Mostlin avait composé un Traité sur les dimensions des orbiles des planètes, selon le système de Kopernik, à une époque où c'était un grand mérite de comprendre que la théorie de l'astronome polonais est plus rationnelle que celle de Ptolémée. C'est par lui que Keppler fut initié aux grandes études mathématiques et au système de Kopernik.
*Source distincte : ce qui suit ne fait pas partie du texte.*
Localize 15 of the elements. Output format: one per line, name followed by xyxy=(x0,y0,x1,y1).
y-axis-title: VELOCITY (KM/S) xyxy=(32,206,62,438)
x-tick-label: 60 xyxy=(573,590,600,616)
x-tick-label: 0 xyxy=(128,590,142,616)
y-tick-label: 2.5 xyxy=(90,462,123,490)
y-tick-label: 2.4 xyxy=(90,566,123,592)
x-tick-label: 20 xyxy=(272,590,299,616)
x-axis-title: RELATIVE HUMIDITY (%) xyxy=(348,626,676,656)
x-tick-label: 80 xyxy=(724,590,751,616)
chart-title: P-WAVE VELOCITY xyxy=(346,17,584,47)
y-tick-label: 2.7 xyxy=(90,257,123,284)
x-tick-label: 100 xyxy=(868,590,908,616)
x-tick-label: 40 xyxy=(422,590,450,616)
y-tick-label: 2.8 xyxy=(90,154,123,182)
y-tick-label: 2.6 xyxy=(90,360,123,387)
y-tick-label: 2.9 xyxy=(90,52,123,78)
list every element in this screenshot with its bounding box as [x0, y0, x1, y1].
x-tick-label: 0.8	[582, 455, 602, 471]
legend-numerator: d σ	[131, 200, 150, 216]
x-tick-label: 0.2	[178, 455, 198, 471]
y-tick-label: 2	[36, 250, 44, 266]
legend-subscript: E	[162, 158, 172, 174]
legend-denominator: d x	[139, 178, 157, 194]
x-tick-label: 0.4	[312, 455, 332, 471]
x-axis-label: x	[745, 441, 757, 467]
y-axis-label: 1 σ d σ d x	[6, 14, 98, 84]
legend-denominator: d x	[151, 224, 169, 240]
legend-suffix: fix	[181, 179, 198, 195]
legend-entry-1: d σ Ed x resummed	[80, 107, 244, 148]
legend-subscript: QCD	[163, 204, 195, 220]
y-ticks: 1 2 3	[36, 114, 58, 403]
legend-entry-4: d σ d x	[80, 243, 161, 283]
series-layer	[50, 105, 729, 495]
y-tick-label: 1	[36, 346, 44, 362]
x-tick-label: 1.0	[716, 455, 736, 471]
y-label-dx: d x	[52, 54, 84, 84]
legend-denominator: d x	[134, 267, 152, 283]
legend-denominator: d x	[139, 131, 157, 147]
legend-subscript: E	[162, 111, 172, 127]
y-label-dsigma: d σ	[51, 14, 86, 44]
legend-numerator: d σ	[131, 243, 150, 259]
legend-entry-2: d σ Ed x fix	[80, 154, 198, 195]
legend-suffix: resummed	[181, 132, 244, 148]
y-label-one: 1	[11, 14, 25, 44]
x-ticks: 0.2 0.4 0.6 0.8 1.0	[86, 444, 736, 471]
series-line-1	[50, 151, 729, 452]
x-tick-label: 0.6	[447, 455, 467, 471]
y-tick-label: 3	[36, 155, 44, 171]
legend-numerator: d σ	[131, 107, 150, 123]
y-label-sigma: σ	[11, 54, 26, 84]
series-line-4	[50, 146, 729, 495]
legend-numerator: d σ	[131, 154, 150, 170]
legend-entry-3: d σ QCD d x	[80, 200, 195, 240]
Aussi, de tous les titres. de Mostlin, le plus honorable devant la postérité sera-t-il d'avoir eu Keppler pour disciple.

En 1593, Keppler fut nommé, par les États de Styrie, professeur de mathématiques et de morale à Graetz.

Il y avait quelque danger pour lui, luthérien et libre penseur en philosophie, à occuper une chaire dans un pays où les protestants étaient soumis à de véritables persécutions. Cependant, comme il fallait vivre, il se décida. Il partit de Tubingue, le 11 avril, pour aller prendre possession de sa chaire, et il entra en fonctions le 24 du même mois. Il n'avait encore que vingt-deux ans.